Es war die unmittelbare Folge der Vernichtungspolitik der Nazis, dass es in der DDR nur wenige Sinti gab. Die zurückkamen, kämpften um die Anerkennung als Verfolgte des Nationalsozialismus. Sinti waren zwar »normale« DDR-Staatsbürger, aber es gab für sie keine Anerkennung als ethnische Minderheit. In ihren Familienverbänden lebten sie in einer Art Parallelgesellschaft. An den Schnittstellen wie in Schulen und Ämtern waren nicht wenige Sinti gesellschaftlichem Rassismus ausgesetzt, denn in der DDR – wie in der Bundesrepublik – lebten die alten Vorurteile gegenüber den »Zigeunern« fort. Das Buch stellt erstmals den Alltag von Sinti in der DDR einer breiten Öffentlichkeit vor.

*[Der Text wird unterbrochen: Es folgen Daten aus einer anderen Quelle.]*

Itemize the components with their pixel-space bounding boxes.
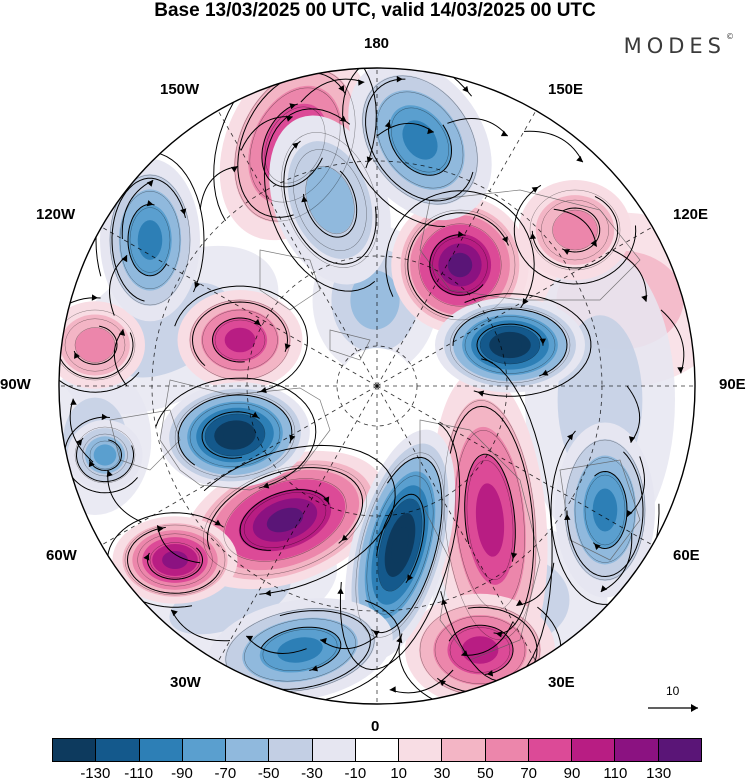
brand-text: MODES	[623, 34, 726, 58]
lon-label-120e: 120E	[673, 206, 709, 223]
colorbar-tick-label: -90	[171, 765, 193, 782]
colorbar-swatch	[571, 739, 615, 761]
map-title: Base 13/03/2025 00 UTC, valid 14/03/2025…	[154, 0, 596, 21]
brand-logo: MODES©	[623, 32, 734, 58]
lon-label-30w: 30W	[170, 674, 201, 691]
lon-label-60w: 60W	[46, 547, 77, 564]
colorbar-tick-label: 50	[476, 765, 494, 782]
colorbar-swatch	[657, 739, 701, 761]
colorbar-swatch	[53, 739, 96, 761]
coastline	[259, 249, 321, 311]
lon-label-90e: 90E	[719, 376, 746, 393]
colorbar-tick-label: 30	[433, 765, 451, 782]
reference-vector-arrow	[648, 704, 698, 712]
graticule	[59, 68, 695, 704]
lon-label-0: 0	[371, 718, 380, 735]
lon-label-30e: 30E	[548, 674, 575, 691]
lon-label-60e: 60E	[673, 547, 700, 564]
colorbar-tick-label: 70	[520, 765, 537, 782]
colorbar-swatch	[181, 739, 226, 761]
colorbar-tick-label: 130	[646, 765, 672, 782]
coastline	[419, 419, 541, 661]
colorbar-tick-label: -110	[124, 765, 154, 782]
colorbar-tick-label: -70	[214, 765, 237, 782]
colorbar-swatch	[441, 739, 485, 761]
streamlines	[59, 68, 685, 704]
lon-label-150w: 150W	[160, 81, 200, 98]
colorbar-tick-label: 110	[603, 765, 628, 782]
reference-vector-label: 10	[666, 684, 680, 698]
colorbar-swatch	[268, 739, 312, 761]
colorbar-tick-label: -10	[344, 765, 367, 782]
colorbar-swatch	[311, 739, 355, 761]
lon-label-150e: 150E	[548, 81, 584, 98]
colorbar-tick-label: 10	[390, 765, 407, 782]
lon-label-120w: 120W	[36, 206, 76, 223]
coastline	[109, 409, 181, 471]
lon-label-90w: 90W	[0, 376, 31, 393]
colorbar-swatch	[225, 739, 269, 761]
colorbar-swatch	[138, 739, 182, 761]
colorbar-tick-label: 90	[563, 765, 581, 782]
lon-label-180: 180	[364, 35, 390, 52]
brand-mark: ©	[726, 32, 734, 41]
map-boundary	[58, 67, 696, 705]
colorbar-swatch	[354, 739, 399, 761]
colorbar-tick-label: -30	[301, 765, 323, 782]
colorbar	[52, 738, 702, 762]
colorbar-swatch	[527, 739, 572, 761]
colorbar-ticks: -130 -110 -90 -70 -50 -30 -10 10 30 50 70 90 110 130	[52, 766, 702, 782]
colorbar-swatch	[484, 739, 528, 761]
colorbar-tick-label: -50	[257, 765, 280, 782]
colorbar-swatch	[398, 739, 442, 761]
colorbar-swatch	[95, 739, 139, 761]
colorbar-swatch	[614, 739, 658, 761]
coastline	[329, 329, 371, 361]
colorbar-tick-label: -130	[80, 765, 111, 782]
coastline	[159, 379, 331, 491]
anomaly-field	[59, 68, 695, 704]
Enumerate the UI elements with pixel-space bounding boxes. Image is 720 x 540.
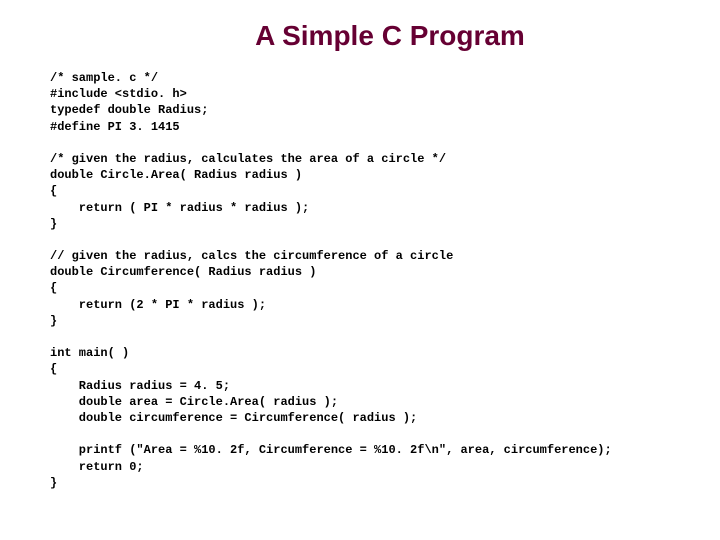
slide-container: A Simple C Program /* sample. c */ #incl… xyxy=(0,0,720,540)
code-content: /* sample. c */ #include <stdio. h> type… xyxy=(50,70,670,491)
slide-title: A Simple C Program xyxy=(50,20,670,52)
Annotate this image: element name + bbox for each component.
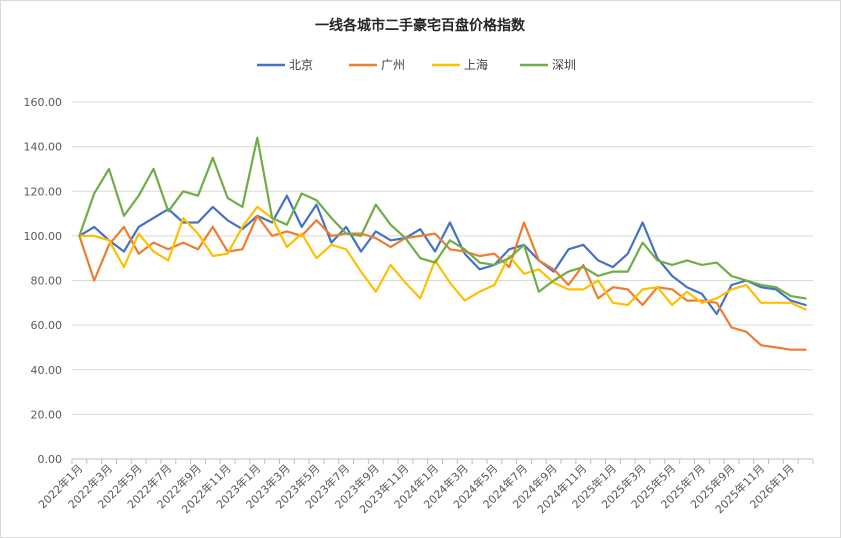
series-line-2 (78, 214, 807, 351)
y-tick-label: 160.00 (24, 96, 63, 109)
series-line-1 (78, 194, 807, 316)
x-axis: 2022年1月2022年3月2022年5月2022年7月2022年9月2022年… (35, 459, 814, 516)
y-tick-label: 80.00 (31, 275, 63, 288)
y-tick-label: 20.00 (31, 408, 63, 421)
y-tick-label: 100.00 (24, 230, 63, 243)
legend-label: 广州 (381, 58, 405, 72)
series-line-3 (78, 205, 807, 311)
series-line-4 (78, 136, 807, 300)
y-tick-label: 140.00 (24, 141, 63, 154)
legend: 北京 广州 上海 深圳 (257, 57, 576, 72)
y-tick-label: 40.00 (31, 364, 63, 377)
y-tick-label: 0.00 (38, 453, 63, 466)
y-tick-label: 60.00 (31, 319, 63, 332)
legend-label: 北京 (289, 58, 313, 72)
y-axis-ticks: 0.00 20.00 40.00 60.00 80.00 100.00 120.00 140.… (24, 96, 63, 466)
y-tick-label: 120.00 (24, 185, 63, 198)
legend-label: 上海 (464, 57, 488, 72)
series-group (78, 136, 807, 351)
legend-label: 深圳 (552, 58, 576, 72)
gridlines (72, 101, 813, 460)
chart-title: 一线各城市二手豪宅百盘价格指数 (315, 17, 526, 34)
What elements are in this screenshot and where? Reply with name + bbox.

Die Aufnahmen von Markus Hawlik-Abramowitz beeindrucken durch die Nähe des Fotografen zu seinen Protagonisten. Sie entstanden im Rahmen seines Fotografie-Diploms 1983 an der Hochschule für Grafik und Buchkunst Leipzig, wurden in der DDR jedoch nie gezeigt. Erst nach Hawliks Ausreise kam es im »Stern« zur teilweisen Publikation; ein Großteil der Fotoserie wird in diesem Buch erstmals veröffentlicht. Simone Trieders Essay beschreibt einfühlsam, faktenreich und anekdotisch die Erlebniswelt von Sinti im ostdeutschen Sozialismus. Grundlage sind ihre Recherchen in vielen Archiven und Gespräche mit Zeitzeugen.

Die Arbeit an diesem Buch wurde durch die Beauftragte des Landes Sachsen-Anhalt zur Aufarbeitung der SED-Diktatur finanziell unterstützt. Gedruckt mit freundlicher Unterstützung der Bundesstiftung zur Aufarbeitung der SED-Diktatur.